Apoyándose con una mano sobre el enladrillado de la conserjería, se perdió en el pasado.

– «Y ahora, muchachos», nos decía cuando estábamos esperando un bombardeo o algo, «si os vais a enfrentar con vuestro Hacedor, por lo que más queráis, que sea con la barbilla sin pelos.» ¡Ah! El Cristales, así lo llamábamos, por lo del monóculo, pero sin intención de faltarle al respeto. Nadie decía ni media palabra contra él. Y en esto que nos llega un tipo de otra unidad, un tipejo muy mal hablado que no le caía bien a nadie, Huggins se llamaba, sí, Huggins. Pues resulta que se creía muy gracioso, y se pone a llamar al comandante soldadito, y le ponía unos adjetivos ignominiosos… -Hizo una pausa para intentar elegir un adjetivo que pudiera oír una dama, pero al no encontrarlo, repitió-: Adjetivos ignominiosos, señorita. Era antes de que me ascendieran, que entonces yo era soldado raso, igual que Huggins, y voy y le digo: «Oye, ya está bien». Y él me dice… Bueno, el caso es que ahí se acabó todo, porque liamos una buena.

– Vaya por Dios -dijo Harriet.

– Sí, señorita. Estábamos en el descanso, y a la mañana siguiente, cuando nos ordena que formemos… ¡madre mía!, si teníamos la cara hecha un cromo. El brigada, el brigada Toop, ese que como estaba diciendo se ha casado, no dijo nada, y eso que lo sabía. Y el ayudante, que también lo sabía, no dijo nada. Y resulta que de repente vemos nada menos que al comandante saliendo, así que el ayudante nos pone en fila, y yo me pongo firmes, pensando que la cara de Huggins no tenía mejor pinta que la mía. «Buenos días», dice el comandante, y el ayudante y el brigada: «Buenos días, mi comandante». Así que se pone a charlar como si tal cosa con el brigada, y yo veo que está mirando a todos los que estábamos firmes. «¡Brigada!», dice de repente. «¡Mi comandante!» «¿Qué ha hecho ese hombre?», refiriéndose a mí. «¿Mi comandante?», dice el brigada, mirándome como sorprendido. «Parece que ha tenido un, grave accidente», dice el comandante. «¿Y ese otro? No me gustan estas cosas. No son bonitas. Que rompan filas.» Así que el brigada nos hizo romper filas. «Hum. Ya veo. ¿Cómo se llama este soldado?», dice el comandante. Y el brigada: «Padgett, mi comandante». «Bueno, Padgett, ¿qué ha hecho para ponerse así?», dice el comandante. «Caerme encima de un cubo, mi comandante», dije yo, mirando por encima de su hombro con el único ojo con que veía algo. «¿Un cubo?», dijo él, «Los cubos son unos trastos muy incómodos. Y este soldado… supongo que se escurrió con la bayeta, ¿no, brigada?» «El comandante quiere saber si te escurriste con la bayeta», dice el brigada Toop. «Sí, mi comandante», le dijo Huggins, como si le doliera la boca. «Muy bien, cuando rompan filas, déles a estos dos soldados un cubo y una bayeta a cada uno. Así aprenderán a manejar estos peligrosos utensilios.» «Sí, mi comandante», dice el brigada Toop. «Adelante», dice el comandante. Así que después me dice Huggins: «¿Crees que lo sabe?», y yo le digo: «¿Que si lo sabe? Pues claro que lo sabe. Pocas cosas hay que no sepa». Y a partir de entonces, Huggins se tragó sus adjetivos.

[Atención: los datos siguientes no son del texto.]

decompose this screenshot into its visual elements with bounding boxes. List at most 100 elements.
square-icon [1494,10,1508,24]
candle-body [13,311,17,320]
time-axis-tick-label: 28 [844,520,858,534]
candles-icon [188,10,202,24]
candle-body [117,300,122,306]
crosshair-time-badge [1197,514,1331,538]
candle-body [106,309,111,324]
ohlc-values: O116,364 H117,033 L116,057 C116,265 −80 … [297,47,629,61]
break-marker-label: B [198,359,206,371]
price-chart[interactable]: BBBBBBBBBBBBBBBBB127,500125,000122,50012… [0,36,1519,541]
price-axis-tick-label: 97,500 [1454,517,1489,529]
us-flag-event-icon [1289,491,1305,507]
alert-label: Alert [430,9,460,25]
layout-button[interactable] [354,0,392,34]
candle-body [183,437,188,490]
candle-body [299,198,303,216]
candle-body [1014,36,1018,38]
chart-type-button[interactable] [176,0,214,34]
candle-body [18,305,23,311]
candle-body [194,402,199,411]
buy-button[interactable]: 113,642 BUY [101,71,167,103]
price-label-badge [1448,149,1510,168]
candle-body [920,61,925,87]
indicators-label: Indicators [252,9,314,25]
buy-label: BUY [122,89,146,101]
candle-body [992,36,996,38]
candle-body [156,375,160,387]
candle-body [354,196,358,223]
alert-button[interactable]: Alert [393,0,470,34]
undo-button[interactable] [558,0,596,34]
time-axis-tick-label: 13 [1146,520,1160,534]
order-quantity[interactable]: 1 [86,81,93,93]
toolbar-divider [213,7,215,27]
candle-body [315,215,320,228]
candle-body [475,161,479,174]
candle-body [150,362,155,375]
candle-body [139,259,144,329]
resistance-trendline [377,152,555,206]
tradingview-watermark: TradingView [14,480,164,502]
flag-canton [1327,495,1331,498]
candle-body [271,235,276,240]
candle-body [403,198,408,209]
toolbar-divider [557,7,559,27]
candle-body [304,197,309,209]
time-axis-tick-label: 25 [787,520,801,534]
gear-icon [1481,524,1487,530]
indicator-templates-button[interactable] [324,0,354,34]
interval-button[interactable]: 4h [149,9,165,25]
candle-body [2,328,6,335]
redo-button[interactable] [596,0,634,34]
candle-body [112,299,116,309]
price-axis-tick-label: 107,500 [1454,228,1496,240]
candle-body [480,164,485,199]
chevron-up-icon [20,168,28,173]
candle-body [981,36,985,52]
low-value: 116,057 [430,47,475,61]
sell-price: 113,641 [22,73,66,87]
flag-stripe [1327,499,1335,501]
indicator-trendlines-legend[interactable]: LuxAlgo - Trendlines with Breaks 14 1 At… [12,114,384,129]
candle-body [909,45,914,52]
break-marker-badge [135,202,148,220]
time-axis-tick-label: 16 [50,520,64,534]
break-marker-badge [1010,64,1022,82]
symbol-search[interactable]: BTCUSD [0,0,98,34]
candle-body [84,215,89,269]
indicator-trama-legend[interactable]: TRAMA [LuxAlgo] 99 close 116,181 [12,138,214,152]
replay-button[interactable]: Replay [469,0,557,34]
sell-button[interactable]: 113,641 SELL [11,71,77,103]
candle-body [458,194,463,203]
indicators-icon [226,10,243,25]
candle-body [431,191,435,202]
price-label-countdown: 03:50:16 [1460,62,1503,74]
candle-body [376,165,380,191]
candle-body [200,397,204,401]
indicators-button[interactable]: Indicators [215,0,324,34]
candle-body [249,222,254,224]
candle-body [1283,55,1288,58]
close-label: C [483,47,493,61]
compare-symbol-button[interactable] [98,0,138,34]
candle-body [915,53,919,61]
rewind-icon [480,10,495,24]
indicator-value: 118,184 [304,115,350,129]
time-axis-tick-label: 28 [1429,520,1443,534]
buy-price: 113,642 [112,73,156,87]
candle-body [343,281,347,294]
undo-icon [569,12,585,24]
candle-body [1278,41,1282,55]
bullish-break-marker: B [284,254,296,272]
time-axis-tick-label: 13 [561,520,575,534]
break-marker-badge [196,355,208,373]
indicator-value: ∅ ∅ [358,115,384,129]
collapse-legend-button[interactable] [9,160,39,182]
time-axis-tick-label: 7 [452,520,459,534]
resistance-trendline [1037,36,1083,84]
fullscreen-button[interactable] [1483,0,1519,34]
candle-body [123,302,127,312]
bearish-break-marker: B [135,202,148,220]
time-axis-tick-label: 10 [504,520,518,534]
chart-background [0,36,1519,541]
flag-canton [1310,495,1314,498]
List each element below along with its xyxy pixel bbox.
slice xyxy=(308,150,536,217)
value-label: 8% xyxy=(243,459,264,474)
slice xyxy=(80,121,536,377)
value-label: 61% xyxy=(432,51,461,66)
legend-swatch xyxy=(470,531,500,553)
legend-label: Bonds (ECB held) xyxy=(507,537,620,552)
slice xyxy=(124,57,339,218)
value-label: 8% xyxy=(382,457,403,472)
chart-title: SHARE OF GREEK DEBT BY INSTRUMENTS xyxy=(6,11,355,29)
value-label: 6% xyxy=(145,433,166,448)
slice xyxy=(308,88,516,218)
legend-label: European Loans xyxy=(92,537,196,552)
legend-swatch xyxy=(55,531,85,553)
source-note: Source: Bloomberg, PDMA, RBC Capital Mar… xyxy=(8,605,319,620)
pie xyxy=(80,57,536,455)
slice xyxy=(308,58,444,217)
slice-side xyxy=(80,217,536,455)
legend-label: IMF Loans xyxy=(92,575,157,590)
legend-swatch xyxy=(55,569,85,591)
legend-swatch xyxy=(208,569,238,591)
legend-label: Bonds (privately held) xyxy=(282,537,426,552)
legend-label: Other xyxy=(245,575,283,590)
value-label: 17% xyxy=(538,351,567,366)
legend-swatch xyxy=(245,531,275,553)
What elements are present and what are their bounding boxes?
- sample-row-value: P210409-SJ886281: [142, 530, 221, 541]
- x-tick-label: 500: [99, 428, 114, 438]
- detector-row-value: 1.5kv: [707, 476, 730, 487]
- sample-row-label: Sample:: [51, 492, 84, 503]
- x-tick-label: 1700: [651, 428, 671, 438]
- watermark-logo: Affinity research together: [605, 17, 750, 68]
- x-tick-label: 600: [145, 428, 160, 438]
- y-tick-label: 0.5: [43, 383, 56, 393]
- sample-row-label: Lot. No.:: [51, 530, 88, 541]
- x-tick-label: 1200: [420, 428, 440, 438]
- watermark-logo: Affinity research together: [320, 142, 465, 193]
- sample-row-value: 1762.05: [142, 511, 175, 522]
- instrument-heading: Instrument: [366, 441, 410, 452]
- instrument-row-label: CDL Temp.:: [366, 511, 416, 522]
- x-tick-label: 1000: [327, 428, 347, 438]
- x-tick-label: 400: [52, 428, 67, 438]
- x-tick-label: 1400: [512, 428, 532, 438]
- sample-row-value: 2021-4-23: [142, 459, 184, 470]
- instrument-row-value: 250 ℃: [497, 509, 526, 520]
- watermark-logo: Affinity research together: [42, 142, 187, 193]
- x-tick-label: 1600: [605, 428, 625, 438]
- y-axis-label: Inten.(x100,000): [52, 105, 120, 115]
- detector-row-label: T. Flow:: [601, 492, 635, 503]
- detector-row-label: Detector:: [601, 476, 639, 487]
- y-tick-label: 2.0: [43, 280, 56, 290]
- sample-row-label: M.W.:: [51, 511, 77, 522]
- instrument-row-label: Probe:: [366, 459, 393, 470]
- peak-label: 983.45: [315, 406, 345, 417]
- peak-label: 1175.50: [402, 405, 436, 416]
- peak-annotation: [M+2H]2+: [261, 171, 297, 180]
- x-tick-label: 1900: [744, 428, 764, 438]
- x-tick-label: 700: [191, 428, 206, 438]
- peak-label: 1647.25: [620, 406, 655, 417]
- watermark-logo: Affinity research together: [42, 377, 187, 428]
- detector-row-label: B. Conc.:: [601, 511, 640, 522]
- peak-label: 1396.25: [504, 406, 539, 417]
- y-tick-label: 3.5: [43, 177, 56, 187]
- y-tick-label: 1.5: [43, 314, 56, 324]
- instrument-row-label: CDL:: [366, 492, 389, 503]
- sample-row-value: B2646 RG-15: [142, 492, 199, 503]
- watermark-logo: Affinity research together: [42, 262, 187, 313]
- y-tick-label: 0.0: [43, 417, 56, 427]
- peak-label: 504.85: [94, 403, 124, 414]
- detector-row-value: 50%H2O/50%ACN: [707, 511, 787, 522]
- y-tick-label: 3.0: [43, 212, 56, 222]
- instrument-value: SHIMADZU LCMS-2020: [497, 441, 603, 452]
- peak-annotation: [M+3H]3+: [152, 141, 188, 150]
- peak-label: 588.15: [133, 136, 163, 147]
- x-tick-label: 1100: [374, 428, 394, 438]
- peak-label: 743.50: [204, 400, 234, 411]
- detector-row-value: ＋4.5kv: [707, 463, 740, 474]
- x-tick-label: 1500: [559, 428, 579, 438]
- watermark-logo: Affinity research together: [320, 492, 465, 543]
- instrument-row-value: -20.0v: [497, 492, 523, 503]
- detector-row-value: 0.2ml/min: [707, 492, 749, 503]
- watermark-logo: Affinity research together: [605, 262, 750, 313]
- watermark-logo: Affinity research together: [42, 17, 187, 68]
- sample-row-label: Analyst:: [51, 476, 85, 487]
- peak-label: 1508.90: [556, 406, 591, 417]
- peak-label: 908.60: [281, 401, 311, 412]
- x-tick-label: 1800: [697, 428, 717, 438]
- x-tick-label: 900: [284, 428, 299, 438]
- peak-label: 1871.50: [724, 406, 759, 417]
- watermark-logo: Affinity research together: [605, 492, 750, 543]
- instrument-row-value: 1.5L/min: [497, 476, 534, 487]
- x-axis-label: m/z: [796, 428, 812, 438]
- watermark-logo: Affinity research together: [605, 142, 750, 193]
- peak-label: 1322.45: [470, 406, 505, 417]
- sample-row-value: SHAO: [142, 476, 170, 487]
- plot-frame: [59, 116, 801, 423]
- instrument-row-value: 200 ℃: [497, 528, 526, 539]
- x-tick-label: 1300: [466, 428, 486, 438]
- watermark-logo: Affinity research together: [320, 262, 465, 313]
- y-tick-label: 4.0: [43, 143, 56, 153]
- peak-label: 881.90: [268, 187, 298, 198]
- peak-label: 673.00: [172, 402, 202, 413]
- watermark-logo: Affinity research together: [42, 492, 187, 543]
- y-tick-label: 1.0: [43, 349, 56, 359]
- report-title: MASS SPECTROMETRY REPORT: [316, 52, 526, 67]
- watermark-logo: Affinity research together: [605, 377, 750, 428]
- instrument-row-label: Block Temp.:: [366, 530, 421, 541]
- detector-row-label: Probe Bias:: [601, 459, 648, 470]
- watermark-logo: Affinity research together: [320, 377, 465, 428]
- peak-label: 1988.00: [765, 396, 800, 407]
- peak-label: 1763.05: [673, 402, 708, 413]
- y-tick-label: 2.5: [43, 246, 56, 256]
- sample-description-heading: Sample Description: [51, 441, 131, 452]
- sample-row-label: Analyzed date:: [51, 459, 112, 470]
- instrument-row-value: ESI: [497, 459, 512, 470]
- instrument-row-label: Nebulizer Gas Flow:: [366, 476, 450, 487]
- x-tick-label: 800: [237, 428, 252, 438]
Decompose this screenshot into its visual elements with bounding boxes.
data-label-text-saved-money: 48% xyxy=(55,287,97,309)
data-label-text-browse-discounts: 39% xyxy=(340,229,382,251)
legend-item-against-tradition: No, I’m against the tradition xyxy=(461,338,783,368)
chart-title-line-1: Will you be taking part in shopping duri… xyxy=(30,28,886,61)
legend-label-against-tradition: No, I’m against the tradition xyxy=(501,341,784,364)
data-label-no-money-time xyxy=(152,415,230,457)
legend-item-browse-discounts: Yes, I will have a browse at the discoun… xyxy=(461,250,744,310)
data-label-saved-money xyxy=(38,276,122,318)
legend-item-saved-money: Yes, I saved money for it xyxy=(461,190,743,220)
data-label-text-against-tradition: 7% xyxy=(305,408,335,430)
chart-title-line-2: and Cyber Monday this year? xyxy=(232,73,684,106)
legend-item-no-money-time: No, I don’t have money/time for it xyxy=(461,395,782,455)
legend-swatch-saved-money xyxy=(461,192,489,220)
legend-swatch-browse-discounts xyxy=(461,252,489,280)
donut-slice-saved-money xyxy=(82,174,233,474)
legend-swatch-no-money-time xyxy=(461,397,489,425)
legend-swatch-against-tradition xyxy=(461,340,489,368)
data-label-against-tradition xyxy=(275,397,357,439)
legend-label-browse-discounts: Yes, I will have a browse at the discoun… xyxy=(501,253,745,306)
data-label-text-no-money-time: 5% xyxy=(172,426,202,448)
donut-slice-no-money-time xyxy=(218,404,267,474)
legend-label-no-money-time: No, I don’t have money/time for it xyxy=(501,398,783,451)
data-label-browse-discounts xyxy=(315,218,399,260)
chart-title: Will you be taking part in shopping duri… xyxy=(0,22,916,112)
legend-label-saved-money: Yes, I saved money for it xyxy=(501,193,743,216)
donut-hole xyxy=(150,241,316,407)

Harriet reconoció debidamente el interés de aquella anécdota, que Padgett había relatado con gran entusiasmo, y se despidió de él. Por alguna razón, aquella historia del cubo y la bayeta había convertido a Padgett en esclavo de Peter de por vida. Qué raros eran los hombres.

Cuando regresó no había nadie bajo los arcos de comedor, pero al pasar junto al extremo occidental de la capilla creyó ver algo oscuro que se deslizaba como una sombra por el jardín. Lo siguió. Sus ojos fueron acostumbrándose a la tenue luz de la noche estival y distinguió una silueta que caminaba rápidamente de un lado a otro, y también oyó el frufrú de una falda larga al rozar la hierba.

Solo había una persona en todo el colegio que aquella noche hubiera llevado vestido largo, y era la señorita Hillyard. Se pasó una hora y media andando por el jardín.